H.L : The reforms under way in China are predominantly designed to benefit the Chinese people. The measures taken by the government in recent years in relation to social security and retirement are some of the strongest adopted in the country in the last two decades. These reforms have, for example, lifted almost a billion people out of poverty.
Do you have other examples of social progress to share?
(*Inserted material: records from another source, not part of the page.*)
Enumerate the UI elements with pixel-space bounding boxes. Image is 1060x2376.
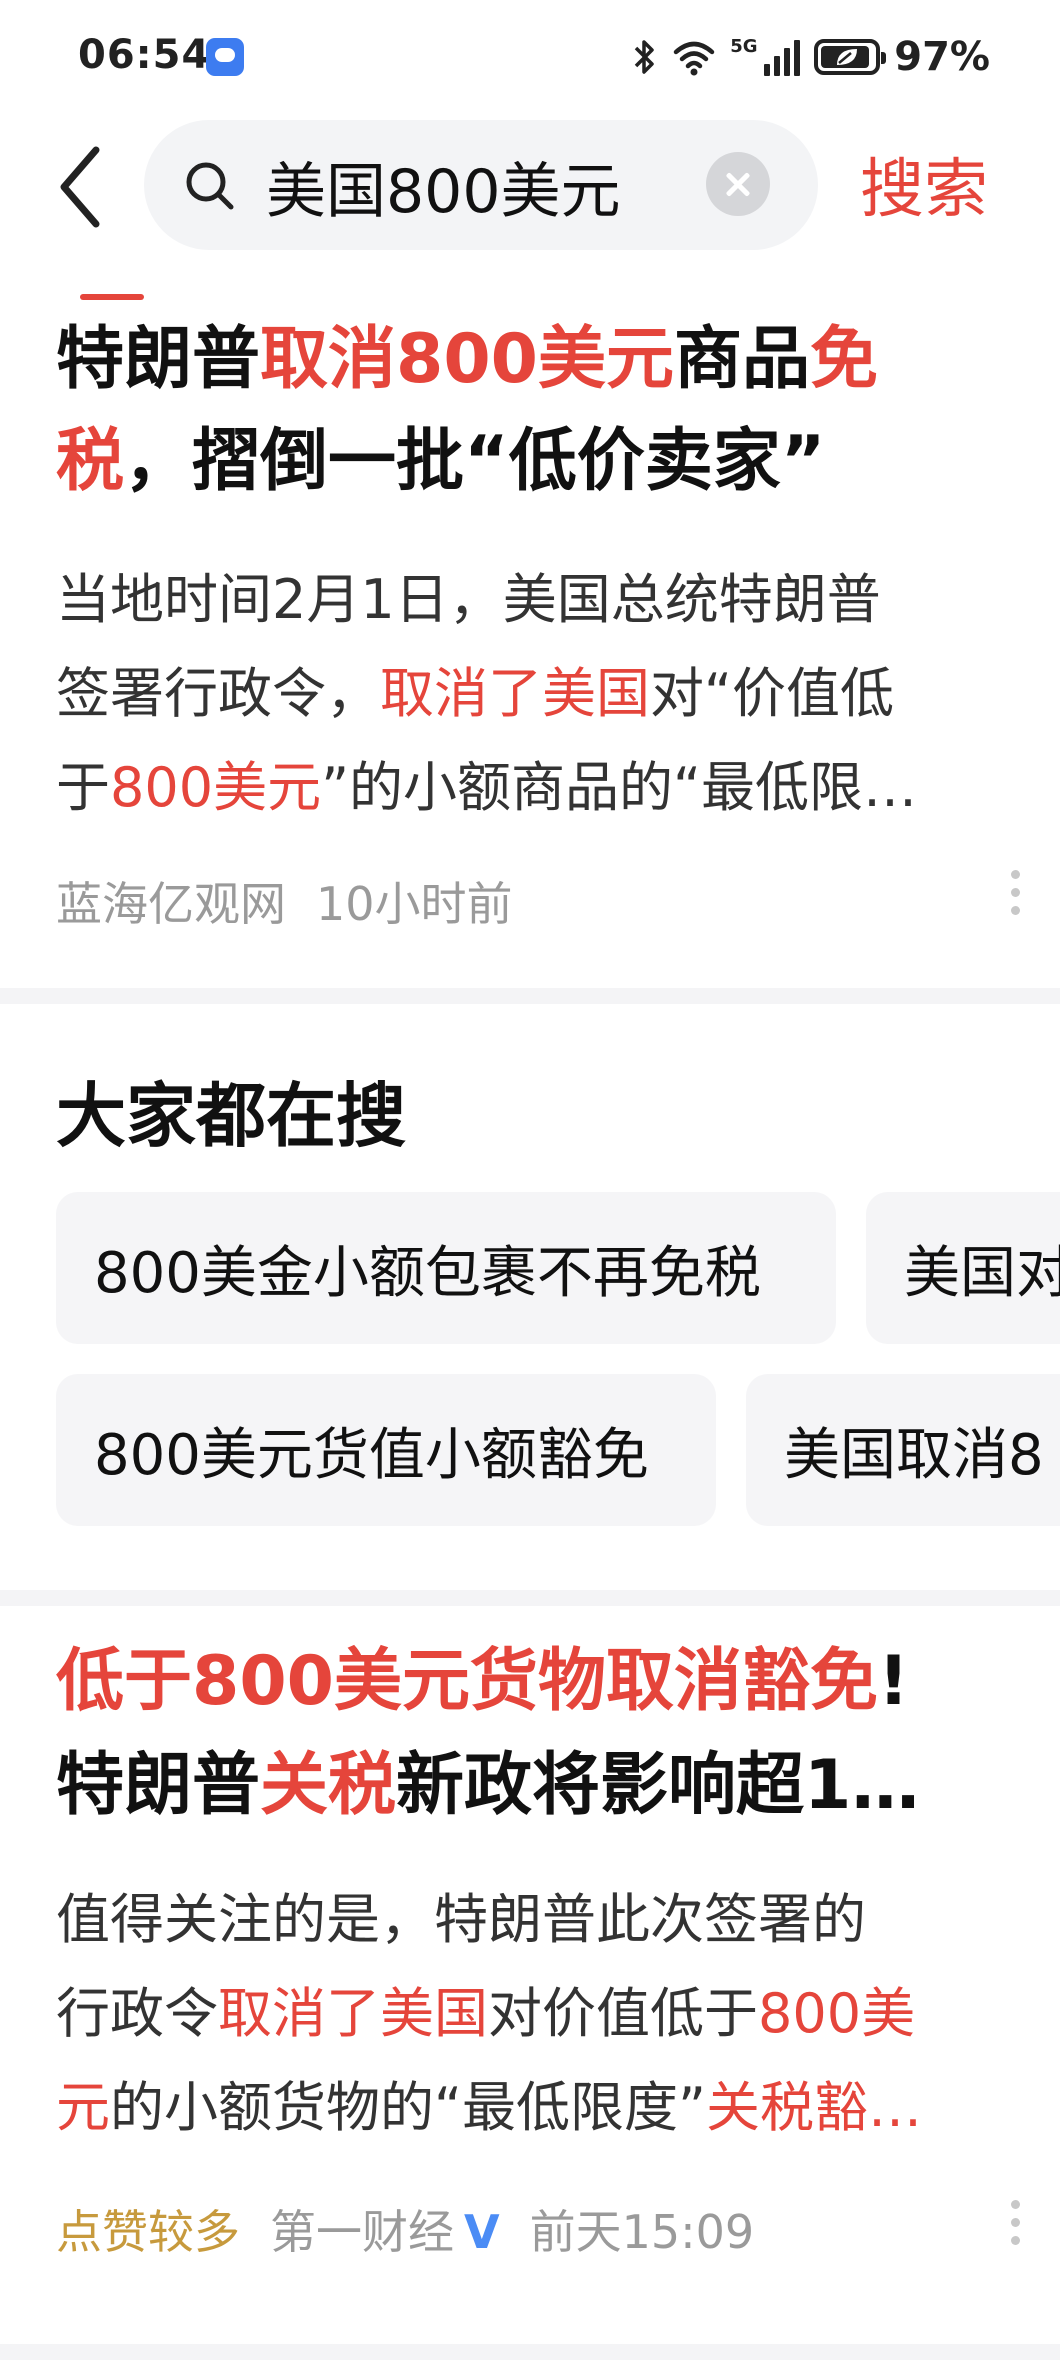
article-snippet-line: 行政令取消了美国对价值低于800美 xyxy=(56,1968,915,2060)
highlighted-text: 关税豁… xyxy=(705,2076,922,2139)
article-meta: 点赞较多 第一财经 V 前天15:09 xyxy=(56,2196,754,2262)
section-divider xyxy=(0,1590,1060,1606)
search-button[interactable]: 搜索 xyxy=(860,138,988,230)
article-title-line: 低于800美元货物取消豁免! xyxy=(56,1632,909,1732)
article-source-wrap: 第一财经 V xyxy=(270,2196,500,2262)
back-arrow-icon[interactable] xyxy=(52,142,112,232)
highlighted-text: 800美元 xyxy=(110,756,322,819)
article-snippet-line: 值得关注的是，特朗普此次签署的 xyxy=(56,1874,866,1966)
text-segment: 签署行政令， xyxy=(56,662,380,725)
highlighted-text: 取消了美国 xyxy=(218,1982,488,2045)
text-segment: 新政将影响超1… xyxy=(396,1746,920,1825)
status-bar: 06:54 5G 97% xyxy=(0,0,1060,116)
article-card[interactable]: 特朗普取消800美元商品免 税，摺倒一批“低价卖家” 当地时间2月1日，美国总统… xyxy=(0,300,1060,990)
section-divider xyxy=(0,2344,1060,2360)
text-segment: ，摺倒一批“低价卖家” xyxy=(124,422,826,501)
text-segment: 当地时间2月1日，美国总统特朗普 xyxy=(56,568,881,631)
article-source: 蓝海亿观网 xyxy=(56,877,286,931)
article-snippet-line: 于800美元”的小额商品的“最低限… xyxy=(56,742,917,834)
highlighted-text: 低于800美元货物取消豁免 xyxy=(56,1642,878,1721)
article-snippet-line: 签署行政令，取消了美国对“价值低 xyxy=(56,648,894,740)
article-source: 第一财经 xyxy=(270,2205,454,2259)
highlighted-text: 元 xyxy=(56,2076,110,2139)
text-segment: 对“价值低 xyxy=(650,662,894,725)
text-segment: 于 xyxy=(56,756,110,819)
hot-search-chip[interactable]: 800美元货值小额豁免 xyxy=(56,1374,716,1526)
hot-searches-title: 大家都在搜 xyxy=(56,1075,406,1157)
highlighted-text: 800美 xyxy=(758,1982,916,2045)
search-input[interactable] xyxy=(266,146,736,226)
article-card[interactable]: 低于800美元货物取消豁免! 特朗普关税新政将影响超1… 值得关注的是，特朗普此… xyxy=(0,1606,1060,2322)
text-segment: ”的小额商品的“最低限… xyxy=(321,756,918,819)
status-icons: 5G 97% xyxy=(632,34,990,80)
bluetooth-icon xyxy=(635,40,654,74)
popular-tag: 点赞较多 xyxy=(56,2205,240,2259)
hot-search-chip[interactable]: 美国取消8 xyxy=(746,1374,1060,1526)
article-snippet-line: 元的小额货物的“最低限度”关税豁… xyxy=(56,2062,922,2154)
article-title-line: 特朗普关税新政将影响超1… xyxy=(56,1736,919,1836)
more-options-icon[interactable] xyxy=(1008,2200,1022,2260)
text-segment: 对价值低于 xyxy=(488,1982,758,2045)
text-segment: 商品 xyxy=(673,320,810,399)
clear-icon[interactable] xyxy=(706,152,770,216)
text-segment: ! xyxy=(877,1642,909,1721)
article-meta: 蓝海亿观网 10小时前 xyxy=(56,868,513,934)
text-segment: 行政令 xyxy=(56,1982,218,2045)
verified-icon: V xyxy=(464,2205,500,2259)
text-segment: 的小额货物的“最低限度” xyxy=(110,2076,706,2139)
article-title-line: 特朗普取消800美元商品免 xyxy=(56,310,878,410)
search-box[interactable] xyxy=(144,120,818,250)
hot-search-chip[interactable]: 美国对 xyxy=(866,1192,1060,1344)
highlighted-text: 取消800美元 xyxy=(260,320,674,399)
article-snippet-line: 当地时间2月1日，美国总统特朗普 xyxy=(56,554,881,646)
article-time: 10小时前 xyxy=(316,877,513,931)
article-title-line: 税，摺倒一批“低价卖家” xyxy=(56,412,825,512)
signal-icon: 5G xyxy=(730,36,801,76)
text-segment: 特朗普 xyxy=(56,1746,261,1825)
search-icon xyxy=(186,162,234,210)
battery-percent: 97% xyxy=(894,34,990,80)
message-icon xyxy=(206,38,244,76)
text-segment: 值得关注的是，特朗普此次签署的 xyxy=(56,1888,866,1951)
section-divider xyxy=(0,988,1060,1004)
highlighted-text: 税 xyxy=(56,422,125,501)
article-time: 前天15:09 xyxy=(529,2205,755,2259)
text-segment: 特朗普 xyxy=(56,320,261,399)
highlighted-text: 关税 xyxy=(260,1746,397,1825)
status-time: 06:54 xyxy=(78,32,211,78)
battery-leaf-icon xyxy=(814,39,887,75)
wifi-icon xyxy=(674,41,715,76)
network-label: 5G xyxy=(730,36,758,57)
highlighted-text: 免 xyxy=(809,320,878,399)
more-options-icon[interactable] xyxy=(1008,870,1022,930)
hot-search-chip[interactable]: 800美金小额包裹不再免税 xyxy=(56,1192,836,1344)
highlighted-text: 取消了美国 xyxy=(380,662,650,725)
H.L. : It is a little-known fact that nearly the entire population of China (95%) is now covered by medical insurance compared with just 5% in 19903 . Thirty years ago, only 30% of urban workers made pension contributions. The rate today stands at almost 70%4 . As far as gender equality is concerned, around 60% of women in China participate in the workforce, compared with a global average of 47% according to the World Bank. The number of people with access to a pension fund has gone from 25 million to 900 million in the space of three decades5.
What about an issue currently at the heart of investors’ concerns – the environment?
H.L. : China has set itself the ambitious target of carbon neutrality by 2060 and announced a number of measures to support environmentally friendly investments. Other measures are expected that will boost renewable energy, smart grids6 , electricity storage equipment and more. We are also seeing significant efforts on the part of Chinese companies to serve investors by improving their publications and transparency in relation to environmental, social and governance (ESG) investment.
How do you see the country’s long-term prospects given the reforms that are underway or in the pipeline?
H.L. : We estimate that Chinese GDP could double by 2035 and exceed that of the United States. By introducing these reforms, the country is accelerating its technological independence and fostering investment opportunities linked to strategic transformations. We have identified four major long-term trends: technological innovation, ecological transition, changing consumption patterns, and health and medical innovations.
So, can investors continue to invest in China?
H.L. : Provided investors are selective and adopt a long-term approach, the Chinese stock market could offer investment opportunities for the next 10 to 15 years. China remains a vital market over the long term. This requires investors to study the country and its companies, though. Investors should also look into the future growth drivers of the Chinese and world economies, which will undoubtedly differ from those in place today. At Carmignac, we seek to identify future world leaders. One way in which we do this is by analysing the decisions of the Chinese government to try to understand its objectives for China and its economy.
1Source :Statista
2Sources :Bloomberg, Carmignac
3Source: Ministry of Human Resources and Social Security (MOHRSS) of the People’s Republic of China, 31/12/2018
4Sources: HSBC Global Asset Management Research – Taking the pulse: China’s healthcare sector publication on June 2019, World Health Organization (WHO), Ministry of Human Resources and Social Security (MOHRSS) of the People’s Republic of China, latest data available for the study 31/05/2019
5Sources: CICC, Ministry of Human Resources and Social Security (MOHRSS) of the People’s Republic of China, 31/12/2018
6Smart grids are electricity distribution networks that enable data to be shared among suppliers and consumers so as to adjust flows in real time and guarantee an efficient, economical and secure supply of energy.